Blog: Football versus the environment
Dean Best | 18 May 2007
Wembley. One of the most iconic sports and entertainment venues in the world.
You don’t have to be an avid follower of football (or soccer to our US readers) to have memories of Wembley, which has held events ranging from rugby to Live Aid.
However, Wembley has always been synonymous with the FA Cup, the leading and most historic club football competition in the world. And now after seven years of rebuilding – and an eye-watering GBP800m (US$1.6bn) – Wembley is finally ready for the final of this year’s competition, which takes place tomorrow (19 May).
But while football fans here in England count down the hours to the big event (and I’m sure even our Scottish and Welsh cousins might even be a little bit interested), there are some using the event, rather tediously, to highlight the consumption habits of the average fan. And what’s more, highlighting how 90,000 fans – and their consumption of pies, pasties and beer – could hurt the environment tomorrow.
Cardiff University, which carried out an analysis of the environmental impact of the 2004 final, has reportedly undertaken similar research on tomorrow’s game. According to The Guardian newspaper today, each fan's eco-footprint will be almost 10 times the level it would be if they watch the game at home.

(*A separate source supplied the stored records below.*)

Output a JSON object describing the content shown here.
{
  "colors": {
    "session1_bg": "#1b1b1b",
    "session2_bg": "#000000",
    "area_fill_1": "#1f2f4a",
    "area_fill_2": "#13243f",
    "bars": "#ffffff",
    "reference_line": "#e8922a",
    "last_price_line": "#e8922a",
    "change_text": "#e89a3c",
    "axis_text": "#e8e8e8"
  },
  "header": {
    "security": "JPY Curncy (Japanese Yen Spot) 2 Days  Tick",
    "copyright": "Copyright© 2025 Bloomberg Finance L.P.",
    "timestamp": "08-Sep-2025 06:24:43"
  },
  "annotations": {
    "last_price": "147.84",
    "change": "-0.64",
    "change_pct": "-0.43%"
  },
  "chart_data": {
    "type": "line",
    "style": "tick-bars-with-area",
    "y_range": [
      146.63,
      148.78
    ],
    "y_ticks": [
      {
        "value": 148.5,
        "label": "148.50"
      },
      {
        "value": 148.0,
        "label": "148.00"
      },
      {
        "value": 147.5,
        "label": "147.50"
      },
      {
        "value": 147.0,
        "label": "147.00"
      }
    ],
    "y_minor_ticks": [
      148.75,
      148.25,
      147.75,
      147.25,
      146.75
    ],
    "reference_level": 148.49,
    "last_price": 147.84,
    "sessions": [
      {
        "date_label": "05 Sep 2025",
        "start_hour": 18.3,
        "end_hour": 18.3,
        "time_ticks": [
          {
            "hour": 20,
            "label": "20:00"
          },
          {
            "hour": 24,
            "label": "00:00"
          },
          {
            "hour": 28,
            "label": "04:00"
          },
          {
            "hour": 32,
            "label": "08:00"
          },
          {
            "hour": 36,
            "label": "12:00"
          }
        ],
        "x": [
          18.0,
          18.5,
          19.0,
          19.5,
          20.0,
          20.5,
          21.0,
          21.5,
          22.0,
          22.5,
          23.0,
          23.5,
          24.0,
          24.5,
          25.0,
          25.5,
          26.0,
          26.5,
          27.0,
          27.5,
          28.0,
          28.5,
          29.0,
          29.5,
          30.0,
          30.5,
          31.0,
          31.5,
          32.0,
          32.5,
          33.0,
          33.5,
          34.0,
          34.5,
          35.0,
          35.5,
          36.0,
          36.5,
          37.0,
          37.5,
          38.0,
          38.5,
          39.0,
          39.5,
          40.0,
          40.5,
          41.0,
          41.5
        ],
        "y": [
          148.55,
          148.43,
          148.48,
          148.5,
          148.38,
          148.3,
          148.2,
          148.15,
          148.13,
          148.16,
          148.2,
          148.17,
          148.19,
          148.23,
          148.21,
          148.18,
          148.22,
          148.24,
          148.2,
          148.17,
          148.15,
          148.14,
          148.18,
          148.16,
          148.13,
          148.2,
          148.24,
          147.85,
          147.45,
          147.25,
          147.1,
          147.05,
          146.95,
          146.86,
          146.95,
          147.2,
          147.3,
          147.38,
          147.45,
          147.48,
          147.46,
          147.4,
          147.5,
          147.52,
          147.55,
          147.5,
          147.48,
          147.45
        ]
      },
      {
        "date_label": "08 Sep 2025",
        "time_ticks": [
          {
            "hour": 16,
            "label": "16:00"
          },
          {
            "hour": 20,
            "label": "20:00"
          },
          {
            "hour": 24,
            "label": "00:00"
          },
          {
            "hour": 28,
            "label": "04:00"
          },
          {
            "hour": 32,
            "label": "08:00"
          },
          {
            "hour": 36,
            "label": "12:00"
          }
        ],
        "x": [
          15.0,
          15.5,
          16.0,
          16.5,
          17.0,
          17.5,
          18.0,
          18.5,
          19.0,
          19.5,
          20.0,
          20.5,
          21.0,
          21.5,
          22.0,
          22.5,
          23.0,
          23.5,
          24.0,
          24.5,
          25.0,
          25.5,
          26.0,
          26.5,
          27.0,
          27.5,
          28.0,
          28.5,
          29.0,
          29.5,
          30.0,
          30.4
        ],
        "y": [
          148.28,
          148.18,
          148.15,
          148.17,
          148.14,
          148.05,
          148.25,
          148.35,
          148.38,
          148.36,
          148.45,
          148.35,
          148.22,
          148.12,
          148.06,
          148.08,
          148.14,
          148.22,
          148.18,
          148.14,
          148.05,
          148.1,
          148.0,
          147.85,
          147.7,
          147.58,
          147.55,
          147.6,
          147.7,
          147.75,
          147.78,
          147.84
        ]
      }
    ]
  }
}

Pies, pasties and beer are, allegedly, the main culprit. "They are highly processed food and drink products which require a lot of energy to produce," Andrea Collins, of Cardiff University, told The Guardian.
I have a disclosure to make, dear reader. I shall be one of the 90,000 attending tomorrow. (And no, I won’t say who I support for fear of alienating some of you).
Sustainability and the impact the food industry has on the environment is a key issue to all of us in the trade, and a topic covered almost daily on our news pages.
But, is it me or could research like this serve to undermine efforts to alert consumers to the effects their habits have on the environment? It’s debatable whether most people are yet to fully embrace environmental issues. And some may grow tired of continuously being told that one day’s enjoyment could harm the planet.
Predictions of my “eco-footprint” tomorrow – and the game’s scoreline – are most welcome.